Pianist Murray McLachlan has been a stalwart champion of new British music for some time now. One only needs to think of his fascinating recording of the music of Eric Chisholm, for example (which I reviewed in Fanfare 32:6 and 33:2). Here he takes on the cause of John Ramsden Williamson.

The first music we hear is the 12 New Preludes of 1993 (apparently composed in a single day, Nov. 2). Each is based on a key center, rising from C to B. There is some powerful expression at work here. The ninth piece, “Lament for Laddie,” is particularly effective (a note tells us that this was written on the death of a precious dog) and is also at 4:11, the longest of the set. McLachlan despatches the more virtuoso preludes (No. 10 in A, for example) with aplomb, but he seems most inspired in the slow, more beautiful numbers (No. 11 being a case in point). These preludes are balanced by the Palindromic Preludes of some three years later. The movements include a touching “Carol (Lullaby for the Baby Jesus),” and a movement simply titled “Madness,” which does, indeed, via much use of tremolo, sound decidedly disturbed. The Palindromic Preludes is more wide-ranging than the earlier set and so is perfectly balanced by the simple Second Piano Sonatina of 1990.

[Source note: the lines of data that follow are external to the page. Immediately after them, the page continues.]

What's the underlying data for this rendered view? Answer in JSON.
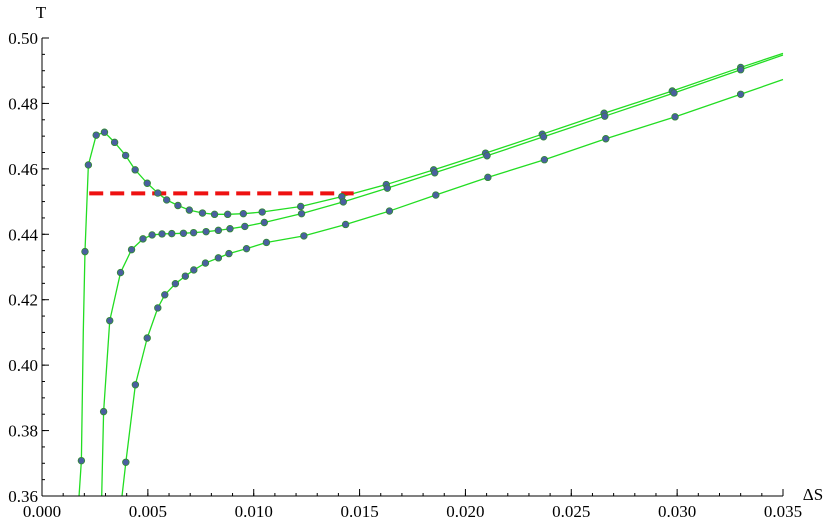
{
  "chart_data": {
    "type": "scatter",
    "title": "",
    "xlabel": "ΔS",
    "ylabel": "T",
    "xlim": [
      0.0,
      0.035
    ],
    "ylim": [
      0.36,
      0.5
    ],
    "x_ticks": [
      0.0,
      0.005,
      0.01,
      0.015,
      0.02,
      0.025,
      0.03,
      0.035
    ],
    "x_tick_labels": [
      "0.000",
      "0.005",
      "0.010",
      "0.015",
      "0.020",
      "0.025",
      "0.030",
      "0.035"
    ],
    "x_minor_step": 0.001,
    "y_ticks": [
      0.36,
      0.38,
      0.4,
      0.42,
      0.44,
      0.46,
      0.48,
      0.5
    ],
    "y_tick_labels": [
      "0.36",
      "0.38",
      "0.40",
      "0.42",
      "0.44",
      "0.46",
      "0.48",
      "0.50"
    ],
    "y_minor_step": 0.005,
    "grid": false,
    "legend": "none",
    "colors": {
      "curve": "#22dd22",
      "point": "#4a5fa0",
      "point_outline": "#2f8a2f",
      "reference_line": "#ee1111",
      "axis": "#000000"
    },
    "series": [
      {
        "points": [
          [
            0.00186,
            0.3708
          ],
          [
            0.00203,
            0.4347
          ],
          [
            0.00219,
            0.4612
          ],
          [
            0.00256,
            0.4703
          ],
          [
            0.00295,
            0.4712
          ],
          [
            0.00343,
            0.4681
          ],
          [
            0.00395,
            0.4641
          ],
          [
            0.0044,
            0.4597
          ],
          [
            0.00497,
            0.4556
          ],
          [
            0.00547,
            0.4526
          ],
          [
            0.00589,
            0.4505
          ],
          [
            0.00642,
            0.4488
          ],
          [
            0.00696,
            0.4474
          ],
          [
            0.00758,
            0.4465
          ],
          [
            0.00815,
            0.4461
          ],
          [
            0.00877,
            0.4461
          ],
          [
            0.00951,
            0.4463
          ],
          [
            0.0104,
            0.4468
          ],
          [
            0.01222,
            0.4485
          ],
          [
            0.01416,
            0.4515
          ],
          [
            0.01626,
            0.4552
          ],
          [
            0.0185,
            0.4597
          ],
          [
            0.02095,
            0.4648
          ],
          [
            0.02363,
            0.4706
          ],
          [
            0.02655,
            0.477
          ],
          [
            0.02977,
            0.4838
          ],
          [
            0.033,
            0.491
          ]
        ],
        "curve": [
          [
            0.00175,
            0.36
          ],
          [
            0.00186,
            0.3708
          ],
          [
            0.00195,
            0.41
          ],
          [
            0.00203,
            0.4347
          ],
          [
            0.00219,
            0.4612
          ],
          [
            0.00256,
            0.4703
          ],
          [
            0.00295,
            0.4712
          ],
          [
            0.00343,
            0.4681
          ],
          [
            0.00395,
            0.4641
          ],
          [
            0.0044,
            0.4597
          ],
          [
            0.00497,
            0.4556
          ],
          [
            0.00547,
            0.4526
          ],
          [
            0.00589,
            0.4505
          ],
          [
            0.00642,
            0.4488
          ],
          [
            0.00696,
            0.4474
          ],
          [
            0.00758,
            0.4465
          ],
          [
            0.00815,
            0.4461
          ],
          [
            0.00877,
            0.4461
          ],
          [
            0.00951,
            0.4463
          ],
          [
            0.0104,
            0.4468
          ],
          [
            0.01222,
            0.4485
          ],
          [
            0.01416,
            0.4515
          ],
          [
            0.01626,
            0.4552
          ],
          [
            0.0185,
            0.4597
          ],
          [
            0.02095,
            0.4648
          ],
          [
            0.02363,
            0.4706
          ],
          [
            0.02655,
            0.477
          ],
          [
            0.02977,
            0.4838
          ],
          [
            0.033,
            0.491
          ],
          [
            0.035,
            0.4953
          ]
        ]
      },
      {
        "points": [
          [
            0.00291,
            0.3858
          ],
          [
            0.0032,
            0.4136
          ],
          [
            0.00371,
            0.4283
          ],
          [
            0.00423,
            0.4353
          ],
          [
            0.00477,
            0.4386
          ],
          [
            0.0052,
            0.4398
          ],
          [
            0.00567,
            0.4401
          ],
          [
            0.00613,
            0.4402
          ],
          [
            0.00668,
            0.4403
          ],
          [
            0.00716,
            0.4405
          ],
          [
            0.00775,
            0.4408
          ],
          [
            0.00833,
            0.4412
          ],
          [
            0.00888,
            0.4417
          ],
          [
            0.00958,
            0.4424
          ],
          [
            0.0105,
            0.4436
          ],
          [
            0.01226,
            0.4463
          ],
          [
            0.01423,
            0.4499
          ],
          [
            0.01631,
            0.4541
          ],
          [
            0.01855,
            0.4588
          ],
          [
            0.02102,
            0.464
          ],
          [
            0.02369,
            0.4698
          ],
          [
            0.02658,
            0.4761
          ],
          [
            0.02985,
            0.4832
          ],
          [
            0.033,
            0.4903
          ]
        ],
        "curve": [
          [
            0.00282,
            0.36
          ],
          [
            0.00291,
            0.3858
          ],
          [
            0.0032,
            0.4136
          ],
          [
            0.00371,
            0.4283
          ],
          [
            0.00423,
            0.4353
          ],
          [
            0.00477,
            0.4386
          ],
          [
            0.0052,
            0.4398
          ],
          [
            0.00567,
            0.4401
          ],
          [
            0.00613,
            0.4402
          ],
          [
            0.00668,
            0.4403
          ],
          [
            0.00716,
            0.4405
          ],
          [
            0.00775,
            0.4408
          ],
          [
            0.00833,
            0.4412
          ],
          [
            0.00888,
            0.4417
          ],
          [
            0.00958,
            0.4424
          ],
          [
            0.0105,
            0.4436
          ],
          [
            0.01226,
            0.4463
          ],
          [
            0.01423,
            0.4499
          ],
          [
            0.01631,
            0.4541
          ],
          [
            0.01855,
            0.4588
          ],
          [
            0.02102,
            0.464
          ],
          [
            0.02369,
            0.4698
          ],
          [
            0.02658,
            0.4761
          ],
          [
            0.02985,
            0.4832
          ],
          [
            0.033,
            0.4903
          ],
          [
            0.035,
            0.4948
          ]
        ]
      },
      {
        "points": [
          [
            0.00396,
            0.3703
          ],
          [
            0.00441,
            0.394
          ],
          [
            0.00497,
            0.4083
          ],
          [
            0.00547,
            0.4175
          ],
          [
            0.0058,
            0.4215
          ],
          [
            0.0063,
            0.4249
          ],
          [
            0.00677,
            0.4272
          ],
          [
            0.00717,
            0.4291
          ],
          [
            0.00772,
            0.4312
          ],
          [
            0.00833,
            0.4328
          ],
          [
            0.00883,
            0.4341
          ],
          [
            0.00966,
            0.4356
          ],
          [
            0.0106,
            0.4375
          ],
          [
            0.01237,
            0.4395
          ],
          [
            0.01434,
            0.443
          ],
          [
            0.01641,
            0.4471
          ],
          [
            0.0186,
            0.452
          ],
          [
            0.02106,
            0.4574
          ],
          [
            0.02373,
            0.4628
          ],
          [
            0.02663,
            0.4692
          ],
          [
            0.0299,
            0.4759
          ],
          [
            0.033,
            0.4828
          ]
        ],
        "curve": [
          [
            0.00378,
            0.36
          ],
          [
            0.00396,
            0.3703
          ],
          [
            0.00441,
            0.394
          ],
          [
            0.00497,
            0.4083
          ],
          [
            0.00547,
            0.4175
          ],
          [
            0.0058,
            0.4215
          ],
          [
            0.0063,
            0.4249
          ],
          [
            0.00677,
            0.4272
          ],
          [
            0.00717,
            0.4291
          ],
          [
            0.00772,
            0.4312
          ],
          [
            0.00833,
            0.4328
          ],
          [
            0.00883,
            0.4341
          ],
          [
            0.00966,
            0.4356
          ],
          [
            0.0106,
            0.4375
          ],
          [
            0.01237,
            0.4395
          ],
          [
            0.01434,
            0.443
          ],
          [
            0.01641,
            0.4471
          ],
          [
            0.0186,
            0.452
          ],
          [
            0.02106,
            0.4574
          ],
          [
            0.02373,
            0.4628
          ],
          [
            0.02663,
            0.4692
          ],
          [
            0.0299,
            0.4759
          ],
          [
            0.033,
            0.4828
          ],
          [
            0.035,
            0.4873
          ]
        ]
      }
    ],
    "reference_line": {
      "style": "dashed",
      "y": 0.4525,
      "x_start": 0.00223,
      "x_end": 0.01472
    }
  }
}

The Piano Sonata No. 2 of 1991 is clearly a carefully considered work. McLachlan is able to convey a clear sense of direction throughout the opening, noble Maestoso. Lasting some 20 minutes, it explores a wide range of territory. The nostalgia of the second movement is balanced by an active Alla scherzo. The Forth Sonata (1998) appears on Vol. 2, after another set of Palindromic Preludes (Set 5, lasting some 27:49). This set is more substantial musically, also McLachlan manages to project the sense of exploration here. The Fourth Sonata continues the composer’s fascination with the palindrome. It contains some memorable writing, particularly in the more lyrical sections. The longest and most substantial movement is the second, a Pastorale of hypnotic beauty, and McLachlan does the piece full justice.

The set of Seven Interval Studies (2001) is directly influenced by Debussy’s études. Williamson alternates moods and, again palindrome is in evidence. McLachlan gave the world premiere of this piece at Chethams School of Music, Manchester, in August 2002. Interesting to note that the final piece on this volume, the Lament for Sarah , is an extract from a work for solo harp. Heard as a piano solo, its remit is to appear as a reflection of the composer’s own sadness subsequent to the loss of a granddaughter, aged seven, in 1998. It is a thought-provoking way to end the second disc.

The third and final volume of piano music begins with 12 extracts from 19 sets of Palindromic Preludes (each of which contains 12 preludes). The sequence is evidently carefully considered, and McLachlan reacts to the varied moods like a pianist chameleon. McLachlan’s clean attack is particularly evident in the third extract, an “Hommage to Chopin.” The jagged nature of the first movement of the Sixth Piano Sonata (2004) speaks of a seriousness of intent that is to carry on into the slow movement and beyond. Even the Scherzo is determined and stubborn rather than overtly playful. The third volume seems to concentrate more on larger pieces than its predecessors. In the 13 Variations on a Tone Row of 2007, as the composer puts it, “new horizons are explored” and indeed, there is a searching element readily audible in the musical flow. The final set of Seven Two-Part Inventions (2008) is this volume’s sign-off piece, and its lightest. There is a Bachian purity at times here that is most beguiling.

The recording quality throughout is a little lacking in depth. Although the bass register is not weak, the piano has limited presence. Nevertheless, those tempted to explore Williamson’s music will not be disappointed. It is worth pointing out that sound samples of these discs can be found on the Divine Art Web site.